The versatile angler will have both a floating and a sink-tip line to meet the demands of the fish. Specialty tapers for bass exist, but I have found some other lines that I feel perform better: Scientific Angler’s Magnum and Titan tapers and Rio’s Outbound fly lines are a joy to cast.
Reels don’t necessarily need to have the most advanced drag system, as the bass aren’t like a steelhead and we are not protecting light tippets — reels simply serve as line holders.
Leaders are more important than most anglers recognize — the tapper and stiffness of a leader trying to carry and turn over a large, wind-resistant fly is crucial; while we aren’t catching 12-pound bass, we often need that much stiffness and mass to cast the fly well and to muscle fish in and out of weed beds. Look for tapered leaders formulated for bass or even saltwater species.
Rod size varies, but most will find 6- and 7-weight rods, 9-feet in length, are ideal. Some anglers choose to have some fun with the smaller rods for a “ultra-light” approach, where the serious big-fly and heavy-cover angler might opt for the power and efficiency of an 8-weight. Manufacturers like Sage, Redington and Scott have developed rods specifically for warm-water fishing with unique lengths and tapers you might consider if you really get into this type of fishing. Just remember, the best rod is the rod you cast best.

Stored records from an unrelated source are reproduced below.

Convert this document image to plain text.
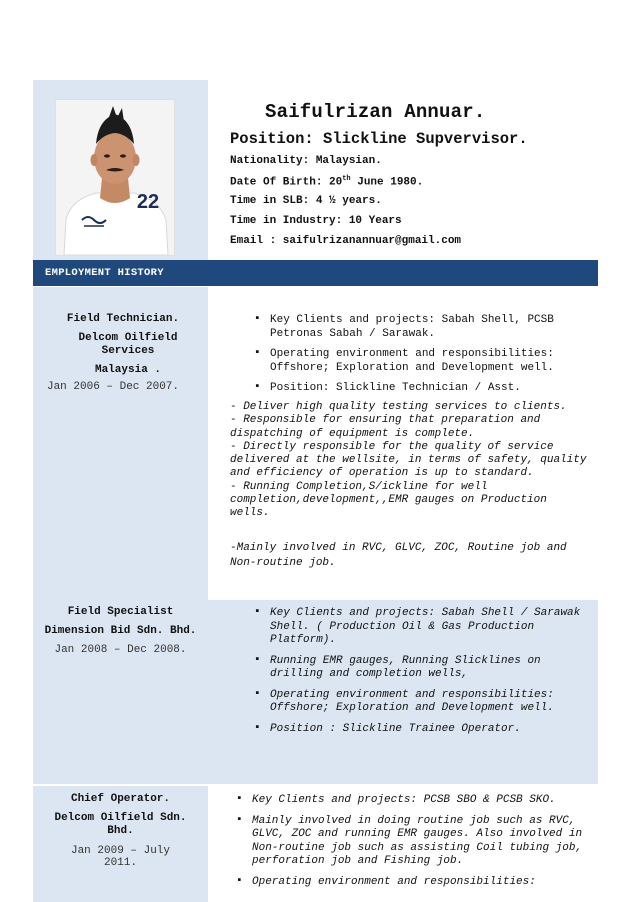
22
Saifulrizan Annuar.
Position: Slickline Supvervisor.
Nationality: Malaysian.
Date Of Birth: 20th June 1980.
Time in SLB: 4 ½ years.
Time in Industry: 10 Years
Email : saifulrizanannuar@gmail.com
EMPLOYMENT HISTORY
Field Technician.
Delcom Oilfield
Services
Malaysia .
Jan 2006 – Dec 2007.
▪ Key Clients and projects: Sabah Shell, PCSB Petronas Sabah / Sarawak.
▪ Operating environment and responsibilities: Offshore; Exploration and Development well.
▪ Position: Slickline Technician / Asst.
- Deliver high quality testing services to clients.
- Responsible for ensuring that preparation and dispatching of equipment is complete.
- Directly responsible for the quality of service delivered at the wellsite, in terms of safety, quality and efficiency of operation is up to standard.
- Running Completion,S/ickline for well completion,development,,EMR gauges on Production wells.
-Mainly involved in RVC, GLVC, ZOC, Routine job and Non-routine job.
Field Specialist
Dimension Bid Sdn. Bhd.
Jan 2008 – Dec 2008.
▪ Key Clients and projects: Sabah Shell / Sarawak Shell. ( Production Oil & Gas Production Platform).
▪ Running EMR gauges, Running Slicklines on drilling and completion wells,
▪ Operating environment and responsibilities: Offshore; Exploration and Development well.
▪ Position : Slickline Trainee Operator.
Chief Operator.
Delcom Oilfield Sdn.
Bhd.
Jan 2009 – July
2011.
▪ Key Clients and projects: PCSB SBO & PCSB SKO.
▪ Mainly involved in doing routine job such as RVC, GLVC, ZOC and running EMR gauges. Also involved in Non-routine job such as assisting Coil tubing job, perforation job and Fishing job.
▪ Operating environment and responsibilities:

Some times are better to fish for bass than others, but anytime you can get out and fish is a good time. One of the advantages to fishing largemouth is that they are typically accessible and eager to eat at all times of the day.
Some days the best surface fishing is twilight — the time when the sun has gone over the tree line. Other days, after a cool front has moved through, the sun brings them out and gets them active. Often early mornings are good, too, for the same reason as twilight. During the summer, the daytime temperature forecast is usually what helps me and my customers decide when is best to fish — after all — it’s about getting on the water to fish, having some fun and catching.
Seasonally the bass move from the deep water into shallower, more “fly-angler-friendly” depths in May and can be caught through September. To me, anytime you can catch fish is a good time, but when the trout fishing has slowed or you are looking to mix it up, give bass on a fly rod a chance.
Spending my formative angling years using spinning rod chasing bass, I see July and August as time to reconnect with those early fishing memories of northern Michigan lakes using a fly rod – try it yourself if you haven’t yet.